Não apreensão da arma utilizada no crime de roubo pode não o qualificar

O tema em questão pode causar espanto ante ao senso comum de que leis severas e em abundância são a solução para o problema da criminalidade. Porém, conscientes da notória e absoluta ineficácia da inflação legislativa na esfera penal e, diante da inegociável necessidade de aplicação justa e proporcional das leis penais em vigor, reconhecemos que a interpretação da lei penal deve atender à razoabilidade de seus ditames, evitando-se entendimentos distorcidos, direcionados à satisfação do clamor de uma sociedade em pânico, que geram o indevido recrudescimento de leis, penas e decisões judiciais.

Portanto, ousamos em afirmar que a não apreensão da arma quando cometido o crime de roubo (subtração mediante grave ameaça) não pode gerar o aumento de pena, pelo reconhecimento da causa qualificadora do § 2.º, inc. II do art. 157 do CP (com emprego de arma), mesmo que haja prova testemunhal de sua utilização, no caso da arma ter sido utilizada apenas para intimidar a vítima, ou seja, não ter havido comprovação que durante a prática do delito a arma pudesse ter potencial lesivo (não era de brinquedo e não estava desmuniciada ou danificada). Tal exegese deve ocorrer a partir do cancelamento da súmula 174 do STJ (25/10/01), que previa o aumento da pena pela utilização de arma de brinquedo, pois por maioria de votos, os ministros da Terceira Seção do STJ reconheceram que havia dupla aplicação de pena para o mesmo fato. A inocorrência desse bis in idem baseia-se no fato de a utilização da arma de brinquedo dever ser interpretada como grave ameaça (art. 157, caput), tão somente, não devendo ocorrer o aumento previsto pelo emprego de arma (inciso II, § 2.º do art. 157 do CP), pois uma maior reprovação de conduta com incidência de qualificadora só se justifica se ficar comprovada a efetiva ofensividade da arma ao bem jurídico tutelado (integridade física da vítima). Por seu turno, com a edição da Lei 9.437/97 ocorreu expressa adequação típica da utilização de arma de brinquedo ou simulacro de arma capaz de atemorizar alguém, quando destinadas ao cometimento de crimes (art. 10, § 1.º, II), solucionando eventuais impasses diante desse entendimento mais atual e a nosso ver mais acertado.

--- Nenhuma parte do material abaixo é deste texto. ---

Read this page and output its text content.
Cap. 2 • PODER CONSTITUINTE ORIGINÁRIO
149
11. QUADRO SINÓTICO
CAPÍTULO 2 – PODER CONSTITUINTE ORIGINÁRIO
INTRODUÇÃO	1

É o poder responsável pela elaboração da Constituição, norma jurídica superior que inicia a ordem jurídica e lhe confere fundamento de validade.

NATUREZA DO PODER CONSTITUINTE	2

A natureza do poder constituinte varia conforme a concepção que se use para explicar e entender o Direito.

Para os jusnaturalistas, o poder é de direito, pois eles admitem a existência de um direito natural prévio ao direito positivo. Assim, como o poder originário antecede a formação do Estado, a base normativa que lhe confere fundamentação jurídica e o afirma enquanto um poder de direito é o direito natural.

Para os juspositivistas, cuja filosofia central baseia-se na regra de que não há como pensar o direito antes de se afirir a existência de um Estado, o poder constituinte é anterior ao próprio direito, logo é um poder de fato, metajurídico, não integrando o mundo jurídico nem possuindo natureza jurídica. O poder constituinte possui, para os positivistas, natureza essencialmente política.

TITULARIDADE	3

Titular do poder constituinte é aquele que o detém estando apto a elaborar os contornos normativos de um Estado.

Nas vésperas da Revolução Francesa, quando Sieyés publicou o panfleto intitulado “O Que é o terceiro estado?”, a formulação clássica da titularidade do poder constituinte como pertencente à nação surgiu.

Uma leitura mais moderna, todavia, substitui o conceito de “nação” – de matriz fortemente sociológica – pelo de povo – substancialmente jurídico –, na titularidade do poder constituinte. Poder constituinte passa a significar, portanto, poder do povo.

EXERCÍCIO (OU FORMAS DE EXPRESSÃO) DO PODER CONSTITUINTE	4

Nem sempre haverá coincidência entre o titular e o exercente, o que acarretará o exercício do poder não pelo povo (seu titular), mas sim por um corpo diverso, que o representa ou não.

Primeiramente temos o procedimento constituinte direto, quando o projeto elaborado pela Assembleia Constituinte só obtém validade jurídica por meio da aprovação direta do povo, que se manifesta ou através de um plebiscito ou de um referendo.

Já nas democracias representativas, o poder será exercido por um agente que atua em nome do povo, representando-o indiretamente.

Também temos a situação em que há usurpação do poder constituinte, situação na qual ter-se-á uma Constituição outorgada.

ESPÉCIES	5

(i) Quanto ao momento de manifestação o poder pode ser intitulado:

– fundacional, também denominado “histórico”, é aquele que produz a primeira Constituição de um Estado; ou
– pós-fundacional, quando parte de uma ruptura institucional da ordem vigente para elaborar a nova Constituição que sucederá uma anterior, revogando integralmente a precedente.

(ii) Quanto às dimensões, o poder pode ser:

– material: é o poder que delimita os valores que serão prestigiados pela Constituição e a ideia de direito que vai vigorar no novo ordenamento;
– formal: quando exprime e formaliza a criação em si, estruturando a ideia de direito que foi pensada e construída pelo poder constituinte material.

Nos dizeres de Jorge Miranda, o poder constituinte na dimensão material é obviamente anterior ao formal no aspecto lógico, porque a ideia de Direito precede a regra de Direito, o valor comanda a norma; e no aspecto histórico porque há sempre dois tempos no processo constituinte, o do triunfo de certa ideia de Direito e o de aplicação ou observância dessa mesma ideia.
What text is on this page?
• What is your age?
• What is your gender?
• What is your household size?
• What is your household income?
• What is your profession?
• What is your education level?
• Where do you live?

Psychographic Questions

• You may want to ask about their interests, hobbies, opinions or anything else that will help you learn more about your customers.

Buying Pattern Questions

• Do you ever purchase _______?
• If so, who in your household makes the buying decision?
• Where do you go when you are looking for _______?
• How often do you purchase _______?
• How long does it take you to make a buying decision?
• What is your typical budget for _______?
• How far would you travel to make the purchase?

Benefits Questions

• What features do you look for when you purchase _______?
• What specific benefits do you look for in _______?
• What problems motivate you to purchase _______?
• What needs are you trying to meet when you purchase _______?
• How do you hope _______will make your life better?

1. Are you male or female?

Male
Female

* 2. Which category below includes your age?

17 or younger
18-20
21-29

Se arma de brinquedo ou simulacro não geram o aumento de pena, como fundamentar dita qualificadora, quando sequer houve apreensão do instrumento utilizado para engendrar a ameaça, se não há como quantificar seu potencial ofensivo? Portanto, quando não houver a apreensão da arma, utilizada tão somente para intimidar a vítima, por ocasião da prisão de quem comete o crime de roubo, pela falta de comprovação do real potencial lesivo da mesma (impossibilidade de realização de perícia na arma), não se pode reconhecer a causa qualificadora, tendo em vista que poderia tratar-se de arma de brinquedo ou simulacro.

Marcelo Nogueira Artigas

é advogado, professor e vice-coordenador do Núcleo de Prática Jurídica da UTP; pós-graduando em Ciências Penais pela PUCPR.